해당 글은 FastCampus - '[skill-up] 처음부터 시작하는 딥러닝 유치원 강의를 듣고,
추가 학습한 내용을 덧붙여 작성하였습니다.

1. 다중 분류 (Multi-class Classification)

입력값 x에 대해 여러 클래스 중 하나를 예측하는 문제
출력은 확률 벡터이며, Softmax 함수를 통해 각 클래스에 대한 확률을 구함
클래스 별 확률 값들을 전부 더하면 1
예측 결과는 가장 높은 확률을 가진 클래스 선택

이진 분류 (Binary classification)

Sigmoid의 출력 값은 0 ~ 1이므로, 확률 값 P(y|x)으로 생각해볼 수 있음.

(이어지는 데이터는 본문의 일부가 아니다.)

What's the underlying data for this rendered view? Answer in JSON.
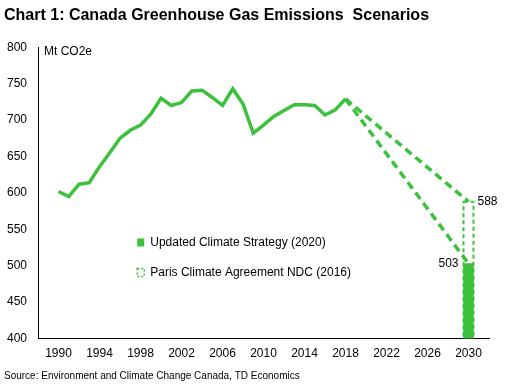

신경망은 True 클래스의 확률 값을 뱉어낸다고 정의하여 Classificaiton을 확률 문제로 치환할 수 있음

2. Softmax 함수

입력 벡터를 discrete(이산) 확률 분포로 변환하는 함수
모든 클래스 확률의 합은 1
수식:

$softmax_i(x) = {exp(x_i) \over \sum_{j=1}^n exp(x_j)}$

분류기 출력은 각 클래스에 대한 확률 벡터로 해석됨

$softmax(x) = [softmax_1(x) ... softmax_n(x)]$

One-hot encoding

하나의 값만 1이고 나머지는 0인 벡터로 표현하는 방식

ex)
Dog [1, 0, 0]
Cat [0, 1, 0]
Bird [0, 0, 1]

카테고리 수가 많아지면 벡터가 고차원(sparse) → 메모리 비효율

대안으로는 embedding 방법이 많이 쓰임 (특히 딥러닝에서)

항목 One-hot Encoding Embedding
표현 방식 0과 1의 희소 벡터 연속적인 실수 벡터
차원 클래스 개수만큼 (보통 매우 큼) 하이퍼파라미터로 지정된 저차원 (예: 5차원)
정보량 의미 없음 (순서·유사도 無) 유사도, 의미를 벡터 공간에 반영
메모리 효율 매우 비효율적 (sparse) 효율적 (dense)
예시 [1, 0, 0], [0, 1, 0], [0, 0, 1] [0.12, 0.3, ..., -0.4], [0.51, ..., 0.06], [0.02, ..., -0.11]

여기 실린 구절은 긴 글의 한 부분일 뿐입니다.